Telle est l’alternative à la transcendance d’Anaximandre et à l’immanence anomique d’Anaximène. L’ordre du devenir est celui qui caractérise un monde dont la conflictualité est résoluble. Si la conflictualité caractérise le masculin et la résolubilité le féminin, l’ordre du devenir, le Logos cosmique, peuvent être qualifiés de neutres avec cependant une prééminence minimale du féminin, l’égalité entre masculin et féminin ne pouvant pas exister (la conflictualité est résoluble ou elle ne l’est pas, si elle l’est le féminin l’emporte, si elle ne l’est pas c’est le masculin qui l’emporte). Le rapport entre la conflictualité et la résolubilité héraclitéennes semble en ce sens reproduire le rapport hésiodien entre Zeus et Héra, structurant pour la cosmologie d’Anaximène, avec qui Héraclite converge sur ce point (et ce point seulement).

Quel est le sexe du phénix ? Il n’en a pas, il est antérieur à la sexualité.

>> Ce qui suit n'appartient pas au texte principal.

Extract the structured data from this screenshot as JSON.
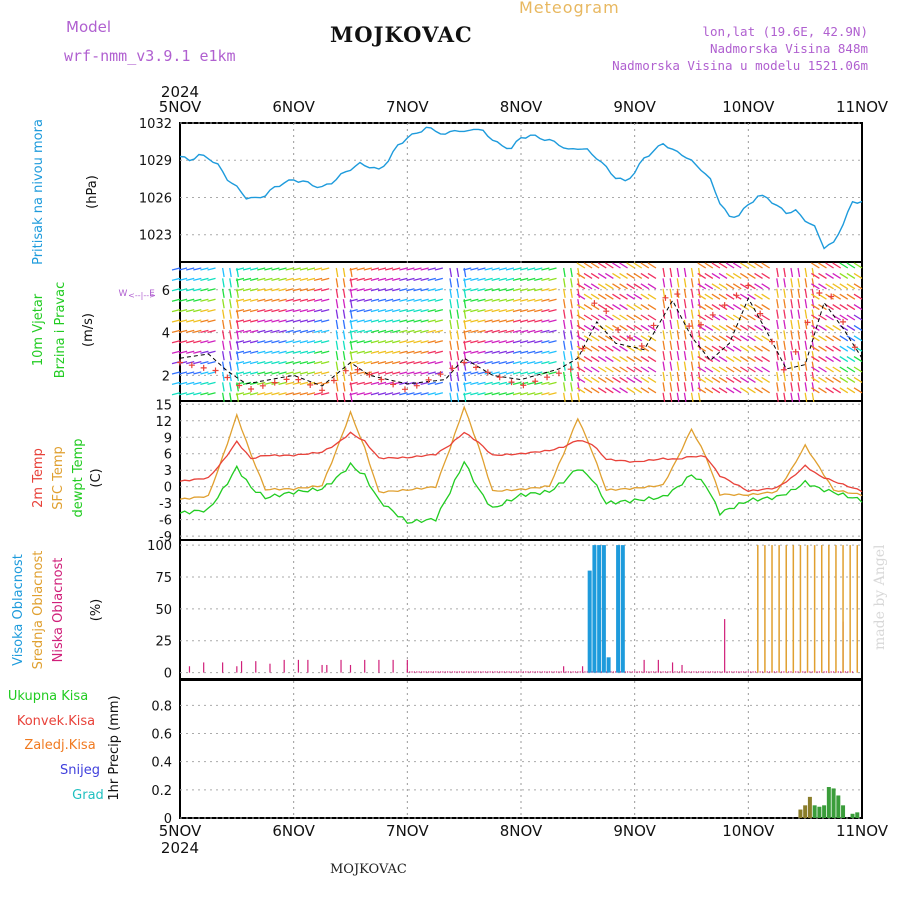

Mais il est capable de se donner naissance à lui-même, de mourir pour naître de sa mort. Il est asexué mais pas agenré : son genre est celui de ce qui est capable de donner spontanément naissance à partir de soi, son genre est féminin, ce féminin absolu antérieur à l’opposition du féminin et du masculin. Pourtant, en devenant ce à quoi il donne naissance, il s’abolit lui-même en quelque sorte. Sa pure féminité est marquée par une masculinité intrinsèque, par la masculinité qu’elle porte en elle à l’état potentiel. Maternité spontanée mais disparition de la mère dans l’enfant : cela relève d’un genre mêlé où prédomine le féminin.